Social media is a bragging hub. People use it to show off their new cars, fancy vacations, and new bling they receive from a significant other. Typically, if you post something of this nature, it won’t have any long lasting effect on you (aside from making your friends either jealous or annoyed).
However, when you’re going through a divorce, your spouse’s lawyers can comb through your social media posts to determine if you are being truthful in your financial claims. Posts that prove expensive purchases when a lower income is claimed can be used against you, and can affect decisions regarding child support and alimony.
Because social media is such a part of our lives, you may not even realize the information you’ve revealed that can be used against you. Ben Carrasco, a divorce attorney in Austin, TX, helped a client by using a LinkedIn profile to show the existence of a side business (another source of income) that a party did not disclose in discovery.
Email and Text Messages
Emails and text messages can be used in court. If you mention anything that goes against your claims in court, the email or text message can negatively impact your results in the divorce case. Best practices in a divorce case are to avoid writing anything that has sensitive information. Ask yourself: “Would I want my spouse’s lawyer to read this? Would I want a judge to read this?”

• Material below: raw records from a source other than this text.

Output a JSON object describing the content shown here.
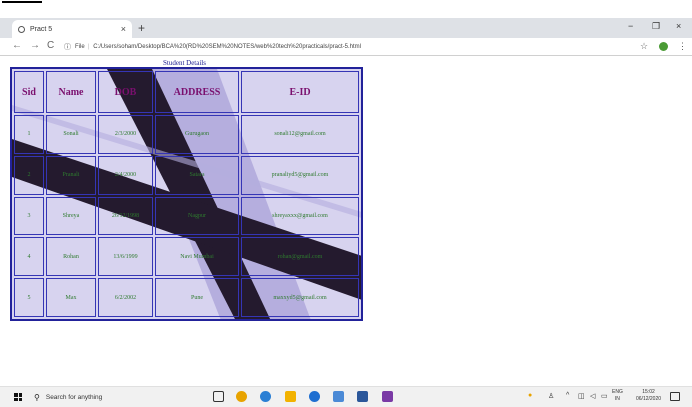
{
  "browser": {
    "tab_title": "Pract 5",
    "tab_close": "×",
    "new_tab": "+",
    "minimize": "−",
    "restore": "❐",
    "close": "×",
    "back": "←",
    "forward": "→",
    "reload": "C",
    "info": "ⓘ",
    "address_prefix": "File",
    "address_sep": "|",
    "url": "C:/Users/soham/Desktop/BCA%20(RD%20SEM%20NOTES/web%20tech%20practicals/pract-5.html",
    "star": "☆",
    "menu": "⋮"
  },
  "page": {
    "caption": "Student Details",
    "headers": [
      "Sid",
      "Name",
      "DOB",
      "ADDRESS",
      "E-ID"
    ],
    "rows": [
      [
        "1",
        "Sonali",
        "2/3/2000",
        "Gurugaon",
        "sonali12@gmail.com"
      ],
      [
        "2",
        "Pranali",
        "2/4/2000",
        "Satara",
        "pranaliyd5@gmail.com"
      ],
      [
        "3",
        "Shreya",
        "26/12/1998",
        "Nagpur",
        "shreyaxxx@gmail.com"
      ],
      [
        "4",
        "Rohan",
        "13/6/1999",
        "Navi Mumbai",
        "rohan@gmail.com"
      ],
      [
        "5",
        "Max",
        "6/2/2002",
        "Pune",
        "maxxyd5@gmail.com"
      ]
    ]
  },
  "taskbar": {
    "search_placeholder": "Search for anything",
    "lang_line1": "ENG",
    "lang_line2": "IN",
    "time": "15:02",
    "date": "06/12/2020",
    "tray_chevron": "^",
    "app_colors": [
      "#333333",
      "#e8a300",
      "#2a7fd4",
      "#f2b200",
      "#1f6fd1",
      "#4b8ad6",
      "#2b579a",
      "#7a3aa5"
    ]
  },
  "colors": {
    "header_text": "#7a0f6e",
    "cell_text": "#2e7a2e",
    "border": "#22229a"
  }
}
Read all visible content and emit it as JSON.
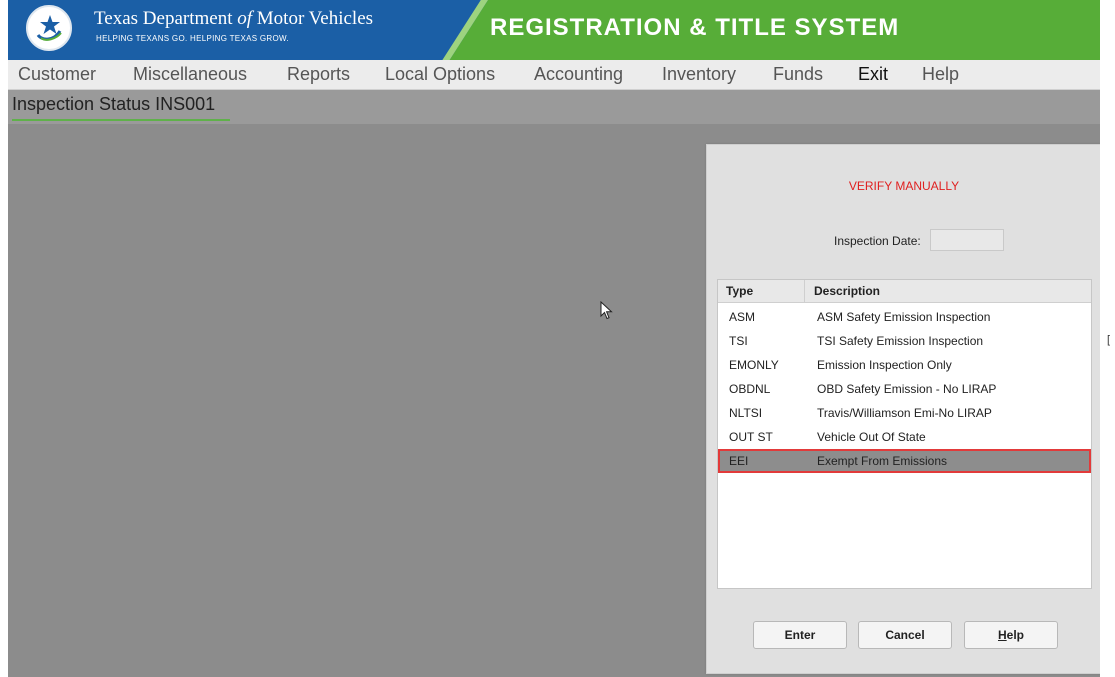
{
  "header": {
    "dept_name_a": "Texas Department ",
    "dept_name_of": "of",
    "dept_name_b": " Motor Vehicles",
    "tagline": "HELPING TEXANS GO. HELPING TEXAS GROW.",
    "system_title": "REGISTRATION & TITLE SYSTEM"
  },
  "menu": {
    "customer": "Customer",
    "miscellaneous": "Miscellaneous",
    "reports": "Reports",
    "local_options": "Local Options",
    "accounting": "Accounting",
    "inventory": "Inventory",
    "funds": "Funds",
    "exit": "Exit",
    "help": "Help"
  },
  "page": {
    "title": "Inspection Status INS001"
  },
  "dialog": {
    "verify_text": "VERIFY MANUALLY",
    "inspection_date_label": "Inspection Date:",
    "inspection_date_value": "",
    "columns": {
      "type": "Type",
      "description": "Description"
    },
    "rows": [
      {
        "type": "ASM",
        "description": "ASM Safety Emission Inspection"
      },
      {
        "type": "TSI",
        "description": "TSI Safety Emission Inspection"
      },
      {
        "type": "EMONLY",
        "description": "Emission Inspection Only"
      },
      {
        "type": "OBDNL",
        "description": "OBD Safety Emission - No LIRAP"
      },
      {
        "type": "NLTSI",
        "description": "Travis/Williamson Emi-No LIRAP"
      },
      {
        "type": "OUT ST",
        "description": "Vehicle Out Of State"
      },
      {
        "type": "EEI",
        "description": "Exempt From Emissions"
      }
    ],
    "selected_row": "EEI",
    "buttons": {
      "enter": "Enter",
      "cancel": "Cancel",
      "help_h": "H",
      "help_rest": "elp"
    }
  },
  "colors": {
    "header_green": "#57ad38",
    "header_blue": "#1b5fa6",
    "verify_red": "#e02020",
    "selection_outline": "#e23a3a",
    "title_underline": "#5fb14a"
  },
  "edge_mark": "[",
  "icons": {
    "logo": "star-swoosh-logo",
    "cursor": "mouse-pointer"
  }
}
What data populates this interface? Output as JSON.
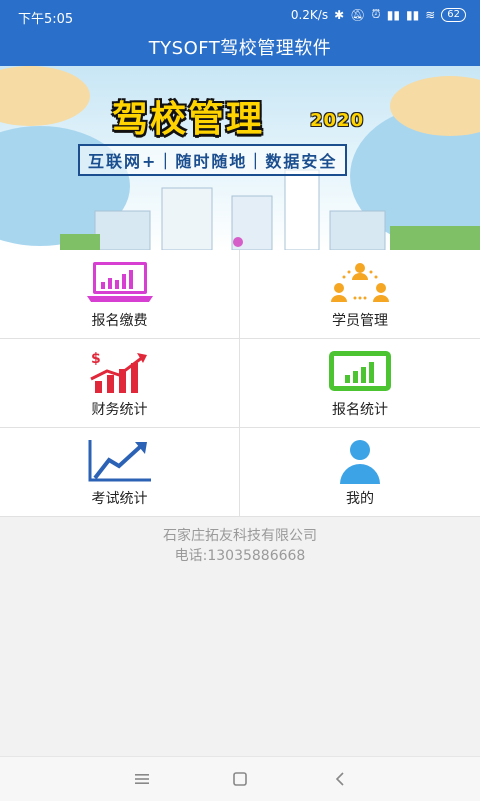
{
  "status_bar": {
    "time": "下午5:05",
    "net_speed": "0.2K/s",
    "battery": "62"
  },
  "app_bar": {
    "title": "TYSOFT驾校管理软件"
  },
  "banner": {
    "title": "驾校管理",
    "year": "2020",
    "tagline": "互联网+｜随时随地｜数据安全"
  },
  "menu": [
    {
      "label": "报名缴费",
      "icon": "laptop-chart-icon"
    },
    {
      "label": "学员管理",
      "icon": "people-group-icon"
    },
    {
      "label": "财务统计",
      "icon": "finance-bars-icon"
    },
    {
      "label": "报名统计",
      "icon": "tablet-bars-icon"
    },
    {
      "label": "考试统计",
      "icon": "trend-line-icon"
    },
    {
      "label": "我的",
      "icon": "user-profile-icon"
    }
  ],
  "footer": {
    "company": "石家庄拓友科技有限公司",
    "phone": "电话:13035886668"
  },
  "colors": {
    "app_bar": "#2a6fc9",
    "footer_text": "#9a9a9a"
  }
}
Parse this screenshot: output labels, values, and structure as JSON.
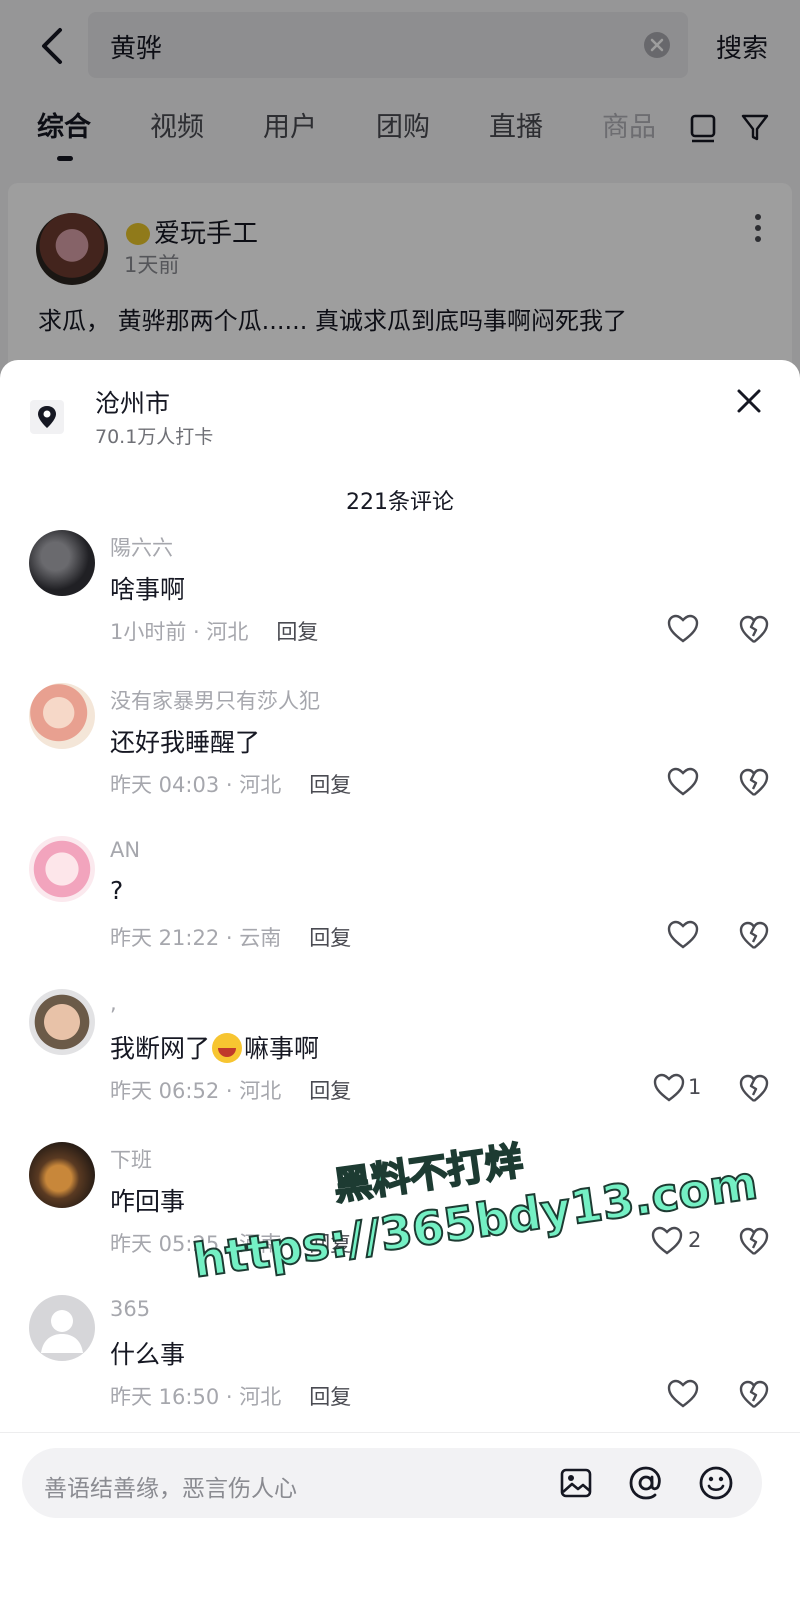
{
  "search": {
    "query": "黄骅",
    "button": "搜索"
  },
  "tabs": [
    "综合",
    "视频",
    "用户",
    "团购",
    "直播",
    "商品"
  ],
  "post": {
    "author": "爱玩手工",
    "time": "1天前",
    "text": "求瓜， 黄骅那两个瓜...... 真诚求瓜到底吗事啊闷死我了"
  },
  "location": {
    "name": "沧州市",
    "checkins": "70.1万人打卡"
  },
  "comment_count": "221条评论",
  "comments": [
    {
      "user": "陽六六",
      "text": "啥事啊",
      "meta": "1小时前 · 河北",
      "reply": "回复",
      "likes": ""
    },
    {
      "user": "没有家暴男只有莎人犯",
      "text": "还好我睡醒了",
      "meta": "昨天 04:03 · 河北",
      "reply": "回复",
      "likes": ""
    },
    {
      "user": "AN",
      "text": "?",
      "meta": "昨天 21:22 · 云南",
      "reply": "回复",
      "likes": ""
    },
    {
      "user": ",",
      "text_before": "我断网了",
      "text_after": "嘛事啊",
      "meta": "昨天 06:52 · 河北",
      "reply": "回复",
      "likes": "1"
    },
    {
      "user": "下班",
      "text": "咋回事",
      "meta": "昨天 05:25 · 河南",
      "reply": "回复",
      "likes": "2"
    },
    {
      "user": "365",
      "text": "什么事",
      "meta": "昨天 16:50 · 河北",
      "reply": "回复",
      "likes": ""
    }
  ],
  "watermark": {
    "line1": "黑料不打烊",
    "line2": "https://365bdy13.com"
  },
  "input": {
    "placeholder": "善语结善缘，恶言伤人心"
  },
  "colors": {
    "accent_watermark": "#74f0c4",
    "text_primary": "#161823",
    "text_secondary": "#a6a7ad"
  }
}
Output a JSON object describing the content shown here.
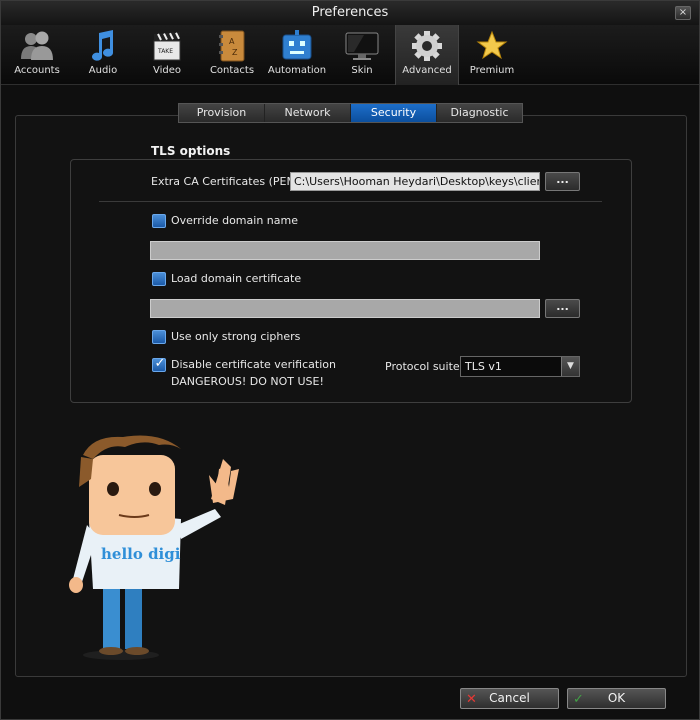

Stay away from dating sites while your divorce is underway. It’s just bad form. Creating a profile on a dating site before your divorce is finalized calls your character into question. It leads all involved to wonder if you were faithful during the marriage and paints you in a bad light during the divorce. In addition, using an online dating site only opens you up to more opportunities to say something incriminating online.
Social media can impact decisions in child custody when people make public mistakes. For example, if images online show a person engaging in risky behavior or use of substances while children are supposed to be in that parent’s care, that person may be deemed unfit to properly care for the children.
Negative Effects Are Preventable
Even if you run a squeaky-clean life, your social media posts can be manipulated in a way that negatively impacts the results of your divorce case. If you are divorcing, stop using social media completely. Do not, however, delete your accounts as this is actually considered destruction of evidence.
Remember, your spouse and spouse’s lawyer will be looking at your online life, and they may bring it to the attention of the judge, so keep yourself protected by staying away from social media entirely.